Dive Brief:
- The 8th U.S. Circuit Court of Appeals denied Monday a petition by the U.S. Equal Employment Opportunity Commission (EEOC) to revisit its ruling that a hospital did not unlawfully retaliate against a nurse by rescinding a conditional offer of employment (EEOC v. North Memorial Health Care, No: 17-2926 (8th Cir. Feb. 11, 2019)).
- In November 2018, a three-judge panel of the 8th Circuit affirmed a district court's decision in a 2-1 ruling that North Memorial Hospital's decision to rescind a conditional offer of employment was not retaliation. Emily Sure-Ondara, whose Seventh-Day Adventist beliefs conflicted with the position's requirement that employees work eight-hour night shifts every other weekend, did not disclose this information to North Memorial prior to her acceptance of the job, the court said. She later requested an accommodation while completing pre-employment paperwork. North Memorial denied the request and rescinded the offer, but an HR representative told Sure-Ondara, "North Memorial would be pleased to consider you for another position for which you are minimally qualified."
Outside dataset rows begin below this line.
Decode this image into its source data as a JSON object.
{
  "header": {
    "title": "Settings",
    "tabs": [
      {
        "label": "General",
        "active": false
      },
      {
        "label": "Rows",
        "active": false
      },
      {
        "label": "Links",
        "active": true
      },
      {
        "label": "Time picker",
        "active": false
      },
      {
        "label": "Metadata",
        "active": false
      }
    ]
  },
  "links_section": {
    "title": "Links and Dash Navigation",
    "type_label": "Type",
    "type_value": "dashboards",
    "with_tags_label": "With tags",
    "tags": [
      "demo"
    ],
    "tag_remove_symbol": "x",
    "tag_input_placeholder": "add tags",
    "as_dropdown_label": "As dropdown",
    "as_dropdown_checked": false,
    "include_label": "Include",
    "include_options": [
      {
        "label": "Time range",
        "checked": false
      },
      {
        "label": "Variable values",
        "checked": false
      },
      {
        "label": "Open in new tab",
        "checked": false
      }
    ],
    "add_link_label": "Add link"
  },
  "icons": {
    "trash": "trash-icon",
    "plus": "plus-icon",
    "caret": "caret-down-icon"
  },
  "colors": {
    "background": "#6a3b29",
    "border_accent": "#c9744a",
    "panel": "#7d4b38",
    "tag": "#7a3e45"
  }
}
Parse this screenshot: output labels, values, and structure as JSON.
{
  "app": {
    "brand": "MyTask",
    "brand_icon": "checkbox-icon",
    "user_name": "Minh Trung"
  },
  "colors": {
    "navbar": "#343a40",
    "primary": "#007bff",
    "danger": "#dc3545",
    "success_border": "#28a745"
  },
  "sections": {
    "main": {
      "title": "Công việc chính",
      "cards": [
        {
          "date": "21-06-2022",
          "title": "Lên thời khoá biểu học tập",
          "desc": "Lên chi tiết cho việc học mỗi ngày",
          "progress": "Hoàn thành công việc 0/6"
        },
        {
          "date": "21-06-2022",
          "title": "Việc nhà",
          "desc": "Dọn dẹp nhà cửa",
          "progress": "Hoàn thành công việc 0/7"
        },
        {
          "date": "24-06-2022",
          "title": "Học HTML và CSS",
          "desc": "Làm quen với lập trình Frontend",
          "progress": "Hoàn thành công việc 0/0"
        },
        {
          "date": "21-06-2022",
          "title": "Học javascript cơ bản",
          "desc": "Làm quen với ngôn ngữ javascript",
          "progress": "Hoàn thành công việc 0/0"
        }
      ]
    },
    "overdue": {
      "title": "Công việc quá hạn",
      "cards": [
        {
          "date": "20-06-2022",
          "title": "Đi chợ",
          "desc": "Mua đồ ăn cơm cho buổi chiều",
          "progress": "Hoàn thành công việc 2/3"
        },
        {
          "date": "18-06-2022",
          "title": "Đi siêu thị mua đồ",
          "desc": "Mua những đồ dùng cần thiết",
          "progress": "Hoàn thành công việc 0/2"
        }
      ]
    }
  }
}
- Sure-Ondara applied to a position at a different hospital that accommodated her religious needs, and she also filed a charge with EEOC. EEOC said it found believed North Memorial discriminated against Sure-Ondara "when [it] retaliated against [her] for requesting a religious accommodation by rescinding the job offer in violation of Title VII." The 8th Circuit called the EEOC's position "sophistry," saying that if Sure-Ondara's beliefs had been timely disclosed, the hospital had a duty to accommodate the religious practice. "But North Memorial presented evidence that it is not feasible to hire an untrained Advanced Beginner into a team providing Hospice and Palliative Care to elderly patients if the applicant will not work the collectively bargained schedule." The court concluded: "There is no duty to accommodate an applicant or employee by hiring or transferring her into a position when she is unwilling or unable to perform one of its essential job functions."
Dive Insight:
The case bears similarities to others in which employees sued over denied religious accommodation requests, but the 8th Circuit made particular note of the process by which Sure-Ondara informed her employer of the need for an accommodation. It also noted Sure-Ondara's initial request for an accommodation "did not reflect, much less communicate, opposition or resistance to any North Memorial employment practice."
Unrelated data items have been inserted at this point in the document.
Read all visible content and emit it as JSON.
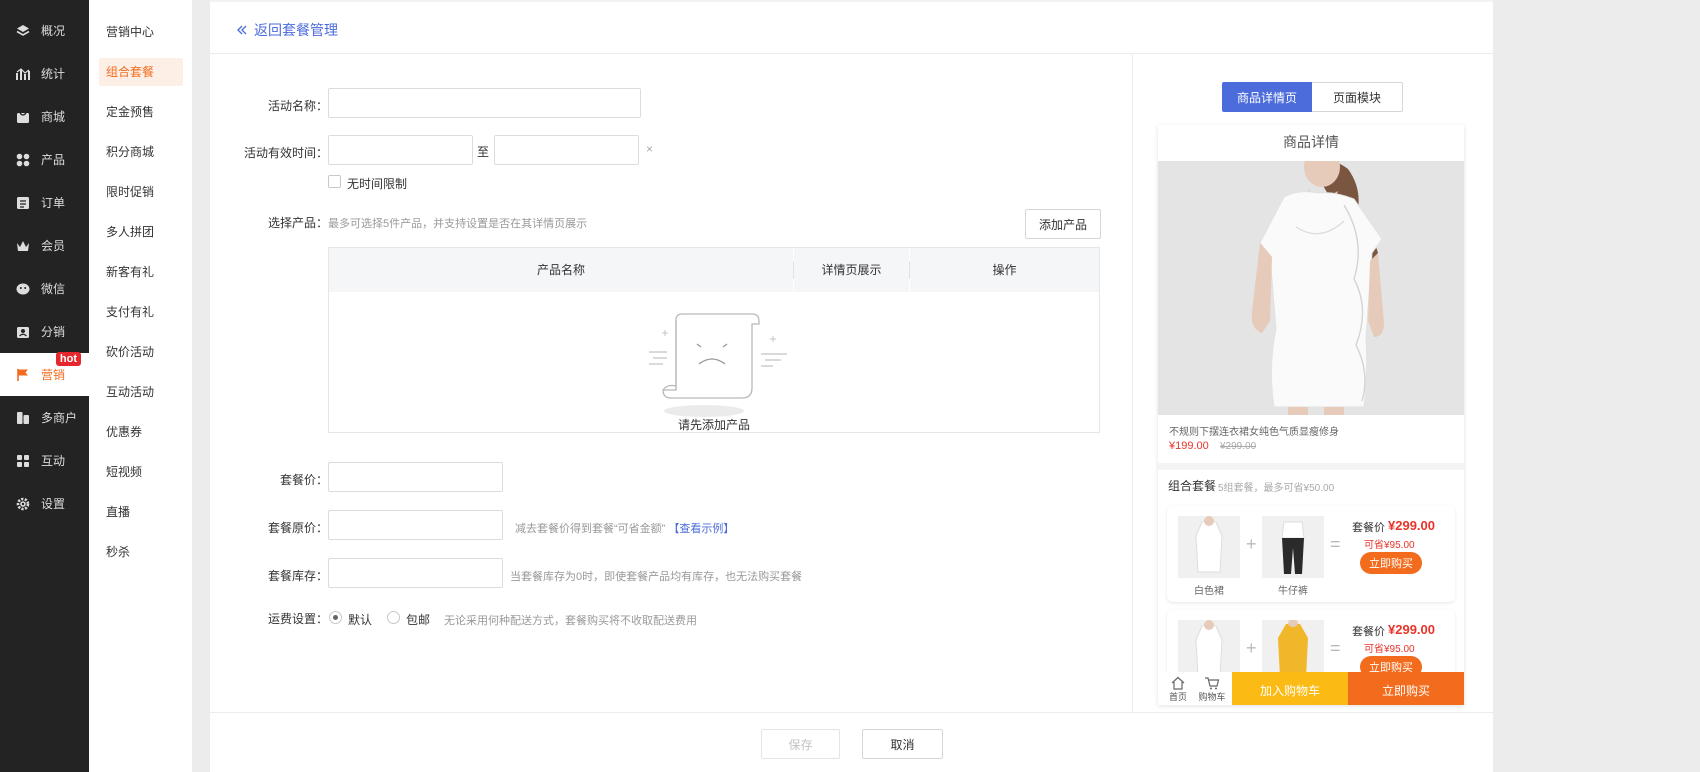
{
  "sidebar": {
    "items": [
      {
        "label": "概况",
        "icon": "layers-icon"
      },
      {
        "label": "统计",
        "icon": "chart-icon"
      },
      {
        "label": "商城",
        "icon": "store-icon"
      },
      {
        "label": "产品",
        "icon": "grid-icon"
      },
      {
        "label": "订单",
        "icon": "order-icon"
      },
      {
        "label": "会员",
        "icon": "crown-icon"
      },
      {
        "label": "微信",
        "icon": "wechat-icon"
      },
      {
        "label": "分销",
        "icon": "distribution-icon"
      },
      {
        "label": "营销",
        "icon": "flag-icon",
        "active": true,
        "badge": "hot"
      },
      {
        "label": "多商户",
        "icon": "merchant-icon"
      },
      {
        "label": "互动",
        "icon": "interact-icon"
      },
      {
        "label": "设置",
        "icon": "gear-icon"
      }
    ]
  },
  "submenu": {
    "items": [
      "营销中心",
      "组合套餐",
      "定金预售",
      "积分商城",
      "限时促销",
      "多人拼团",
      "新客有礼",
      "支付有礼",
      "砍价活动",
      "互动活动",
      "优惠券",
      "短视频",
      "直播",
      "秒杀"
    ],
    "active_index": 1
  },
  "header": {
    "back_label": "返回套餐管理"
  },
  "form": {
    "name_label": "活动名称：",
    "time_label": "活动有效时间：",
    "time_sep": "至",
    "clear_glyph": "×",
    "no_limit_label": "无时间限制",
    "select_label": "选择产品：",
    "select_hint": "最多可选择5件产品，并支持设置是否在其详情页展示",
    "add_button": "添加产品",
    "table_headers": [
      "产品名称",
      "详情页展示",
      "操作"
    ],
    "empty_text": "请先添加产品",
    "price_label": "套餐价：",
    "orig_price_label": "套餐原价：",
    "orig_price_hint": "减去套餐价得到套餐“可省金额”",
    "orig_price_link": "【查看示例】",
    "stock_label": "套餐库存：",
    "stock_hint": "当套餐库存为0时，即使套餐产品均有库存，也无法购买套餐",
    "shipping_label": "运费设置：",
    "shipping_options": [
      "默认",
      "包邮"
    ],
    "shipping_hint": "无论采用何种配送方式，套餐购买将不收取配送费用"
  },
  "preview": {
    "tabs": [
      "商品详情页",
      "页面模块"
    ],
    "phone_title": "商品详情",
    "product_title": "不规则下摆连衣裙女纯色气质显瘦修身",
    "product_price": "¥199.00",
    "product_orig_price": "¥299.00",
    "combo_title": "组合套餐",
    "combo_subtitle": "5组套餐，最多可省¥50.00",
    "packages": [
      {
        "items": [
          "白色裙",
          "牛仔裤"
        ],
        "price_label": "套餐价",
        "price": "¥299.00",
        "save": "可省¥95.00",
        "buy": "立即购买"
      },
      {
        "items": [
          "",
          ""
        ],
        "price_label": "套餐价",
        "price": "¥299.00",
        "save": "可省¥95.00",
        "buy": "立即购买"
      }
    ],
    "bottom": {
      "home": "首页",
      "cart_icon_label": "购物车",
      "add_cart": "加入购物车",
      "buy_now": "立即购买"
    }
  },
  "footer": {
    "save": "保存",
    "cancel": "取消"
  },
  "colors": {
    "accent": "#4c6cdb",
    "brand_orange": "#f36c1d",
    "yellow": "#fbbb14",
    "sidebar_bg": "#232323"
  }
}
Other circuits have previously ruled that employees are not entitled to religious accommodations of their choosing. In the 11th Circuit, the court ruled a truck driver's transfer to a more flexible, albeit lower-paying route, in order to accommodate his need to attend Sunday church service did not constitute discrimination or retaliation on the part of the employer. The 10th Circuit found that an employee who was granted an exemption from mandatory overtime — instead of having it rescheduled — received an appropriate religious accommodation, even though he lost an opportunity to earn income.
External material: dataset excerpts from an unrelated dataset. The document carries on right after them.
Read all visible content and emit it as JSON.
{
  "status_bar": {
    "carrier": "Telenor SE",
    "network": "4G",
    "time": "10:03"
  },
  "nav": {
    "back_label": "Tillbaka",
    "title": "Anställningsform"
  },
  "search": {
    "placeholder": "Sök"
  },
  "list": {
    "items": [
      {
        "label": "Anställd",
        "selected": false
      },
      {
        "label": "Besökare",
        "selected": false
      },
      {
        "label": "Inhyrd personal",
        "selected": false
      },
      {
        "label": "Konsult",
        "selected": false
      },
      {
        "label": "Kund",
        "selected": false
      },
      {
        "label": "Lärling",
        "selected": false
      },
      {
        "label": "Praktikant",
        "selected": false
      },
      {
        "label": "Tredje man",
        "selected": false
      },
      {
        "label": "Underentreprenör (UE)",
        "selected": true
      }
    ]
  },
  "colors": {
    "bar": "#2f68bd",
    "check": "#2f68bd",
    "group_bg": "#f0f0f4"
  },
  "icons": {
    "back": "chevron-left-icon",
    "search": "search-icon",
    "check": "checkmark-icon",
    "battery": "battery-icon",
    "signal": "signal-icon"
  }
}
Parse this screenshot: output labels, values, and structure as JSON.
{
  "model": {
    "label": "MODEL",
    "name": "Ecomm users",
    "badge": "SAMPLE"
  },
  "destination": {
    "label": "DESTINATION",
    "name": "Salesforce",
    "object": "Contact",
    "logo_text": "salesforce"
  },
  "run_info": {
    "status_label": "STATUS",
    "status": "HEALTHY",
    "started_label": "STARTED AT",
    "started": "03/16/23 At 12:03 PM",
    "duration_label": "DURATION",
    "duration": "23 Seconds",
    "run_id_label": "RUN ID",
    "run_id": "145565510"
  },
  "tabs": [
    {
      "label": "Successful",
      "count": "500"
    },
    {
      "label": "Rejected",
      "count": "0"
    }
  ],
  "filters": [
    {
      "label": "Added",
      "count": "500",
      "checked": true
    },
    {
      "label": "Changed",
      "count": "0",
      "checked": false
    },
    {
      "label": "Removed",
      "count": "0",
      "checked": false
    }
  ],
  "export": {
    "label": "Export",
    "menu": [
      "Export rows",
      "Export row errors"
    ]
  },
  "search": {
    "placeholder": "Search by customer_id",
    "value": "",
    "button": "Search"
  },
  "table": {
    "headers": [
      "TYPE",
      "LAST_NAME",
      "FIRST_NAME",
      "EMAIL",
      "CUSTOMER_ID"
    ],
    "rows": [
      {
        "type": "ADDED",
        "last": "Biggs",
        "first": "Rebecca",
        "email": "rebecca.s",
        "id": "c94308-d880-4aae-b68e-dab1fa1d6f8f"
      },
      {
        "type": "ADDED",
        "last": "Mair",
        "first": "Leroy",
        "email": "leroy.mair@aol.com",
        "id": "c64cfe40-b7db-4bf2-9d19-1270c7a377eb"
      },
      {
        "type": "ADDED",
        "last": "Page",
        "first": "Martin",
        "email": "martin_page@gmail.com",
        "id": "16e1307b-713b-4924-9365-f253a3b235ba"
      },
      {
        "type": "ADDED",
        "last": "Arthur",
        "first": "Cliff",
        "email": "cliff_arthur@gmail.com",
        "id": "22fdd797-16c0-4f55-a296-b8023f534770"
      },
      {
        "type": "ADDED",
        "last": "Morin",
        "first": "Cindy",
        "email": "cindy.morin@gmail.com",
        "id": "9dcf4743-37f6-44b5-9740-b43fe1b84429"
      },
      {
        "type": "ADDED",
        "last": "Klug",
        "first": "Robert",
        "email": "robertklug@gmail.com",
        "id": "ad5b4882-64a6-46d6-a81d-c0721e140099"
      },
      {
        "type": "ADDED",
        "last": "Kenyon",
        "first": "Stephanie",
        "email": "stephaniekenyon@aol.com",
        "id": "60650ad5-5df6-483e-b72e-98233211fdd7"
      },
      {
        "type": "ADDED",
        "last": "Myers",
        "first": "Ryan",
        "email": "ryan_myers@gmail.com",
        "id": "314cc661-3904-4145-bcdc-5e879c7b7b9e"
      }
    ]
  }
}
The 8th Circuit noted in its ruling that "when an employee or applicant requests a religious accommodation, and the request is denied by an employer [...] that accommodates reasonable requests that do not cause 'undue hardship,' there is no basis for an opposition-clause retaliation claim" under Title VII's provision prohibiting unlawful retaliation. "Rather, the employee or applicant’s exclusive Title VII remedy is an unlawful disparate treatment or disparate impact claim under" Title VII's provision prohibiting intentional disparate treatment discrimination, the court said.